Taner Kılıç a été accusé d’avoir téléchargé et utilisé l’application de messagerie ByLock, outil de communication utilisé, selon le ministère public, par le mouvement Gülen, accusé d’avoir fomenté un coup d’État en 2016.
Or, les deux expertises indépendantes de son téléphone mandatées par Amnesty International n’ont révélé aucune trace d’un quelconque téléchargement de ByLock. En juin 2018, les accusations portées par le procureur ont perdu toute légitimité face au rapport de police présenté au tribunal, qui concluait également qu’aucune preuve de la présence de ByLock sur le téléphone de Taner Kılıç n’avait été détectée. De toute façon, le simple fait de télécharger ou d’utiliser une application ne serait pas suffisant pour prouver les infractions présumées, comme l’a conclu un récent arrêt de la Cour européenne des droits de l’homme concernant un autre requérant.

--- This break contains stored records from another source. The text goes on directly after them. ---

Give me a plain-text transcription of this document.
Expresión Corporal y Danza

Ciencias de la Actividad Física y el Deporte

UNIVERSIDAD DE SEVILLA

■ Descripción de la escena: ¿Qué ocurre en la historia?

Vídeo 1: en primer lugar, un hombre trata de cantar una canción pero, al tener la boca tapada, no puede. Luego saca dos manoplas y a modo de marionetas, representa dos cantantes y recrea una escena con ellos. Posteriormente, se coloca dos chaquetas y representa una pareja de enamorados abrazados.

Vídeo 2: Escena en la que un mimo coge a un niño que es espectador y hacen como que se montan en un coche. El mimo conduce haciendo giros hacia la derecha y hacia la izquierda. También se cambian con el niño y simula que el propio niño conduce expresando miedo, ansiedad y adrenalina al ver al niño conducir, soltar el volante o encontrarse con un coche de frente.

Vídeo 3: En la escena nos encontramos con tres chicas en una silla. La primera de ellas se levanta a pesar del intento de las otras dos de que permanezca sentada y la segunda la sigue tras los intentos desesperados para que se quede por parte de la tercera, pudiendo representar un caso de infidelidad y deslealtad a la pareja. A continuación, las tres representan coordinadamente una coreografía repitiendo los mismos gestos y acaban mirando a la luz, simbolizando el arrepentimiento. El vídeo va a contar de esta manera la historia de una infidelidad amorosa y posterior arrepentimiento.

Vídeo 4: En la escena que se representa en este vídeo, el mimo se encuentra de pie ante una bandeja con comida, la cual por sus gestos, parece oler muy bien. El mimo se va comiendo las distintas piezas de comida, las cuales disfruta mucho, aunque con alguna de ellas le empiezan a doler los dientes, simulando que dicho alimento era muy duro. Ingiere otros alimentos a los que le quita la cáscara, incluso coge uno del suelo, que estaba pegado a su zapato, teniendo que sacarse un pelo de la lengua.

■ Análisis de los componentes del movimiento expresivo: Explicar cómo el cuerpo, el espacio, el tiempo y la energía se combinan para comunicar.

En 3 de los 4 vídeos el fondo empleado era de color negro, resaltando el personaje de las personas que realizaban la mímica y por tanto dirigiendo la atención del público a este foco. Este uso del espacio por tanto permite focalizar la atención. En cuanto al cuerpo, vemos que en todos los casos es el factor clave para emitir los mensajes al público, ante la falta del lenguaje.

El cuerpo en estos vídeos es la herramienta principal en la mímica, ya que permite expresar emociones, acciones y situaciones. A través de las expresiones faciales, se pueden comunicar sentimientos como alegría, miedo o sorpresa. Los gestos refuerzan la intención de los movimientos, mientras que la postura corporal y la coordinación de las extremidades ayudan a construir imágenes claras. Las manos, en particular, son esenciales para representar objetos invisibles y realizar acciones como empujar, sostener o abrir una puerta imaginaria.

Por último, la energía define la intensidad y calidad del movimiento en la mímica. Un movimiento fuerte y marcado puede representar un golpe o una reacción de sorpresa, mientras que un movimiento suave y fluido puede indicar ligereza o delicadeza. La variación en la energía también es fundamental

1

İdil Eser, Özlem Dalkıran et Günal Kurşun comptaient parmi un groupe de 10 personnes, surnommées « les 10 d’Istanbul », arrêtées par la police alors qu’elles participaient à un atelier sur le bien-être et la sécurité numérique le 5 juillet 2017.
Le 4 octobre 2017, un procureur d’Istanbul a émis un acte d’inculpation contre les 10 d’Istanbul, et contre Taner Kılıç, qui aurait été informé des préparatifs de cet atelier et en contact avec deux accusés.
Lors de sa première audience devant le tribunal le 26 octobre, le juge a fait droit à la demande du procureur de fusionner les poursuites visant Taner Kılıç avec celles intentées contre les 10 autres défenseur·e·s, alors que les accusations portées à son encontre n’avaient rien à voir avec l’atelier et que les deux affaires n’étaient aucunement liées.
L’acquittement de ces quatre défenseur·e·s des droits humains demeure soumis à un appel du procureur.
Amnesty International a publié une analyse des poursuites engagées contre Taner Kılıç et examiné les informations concernant cette affaire en général.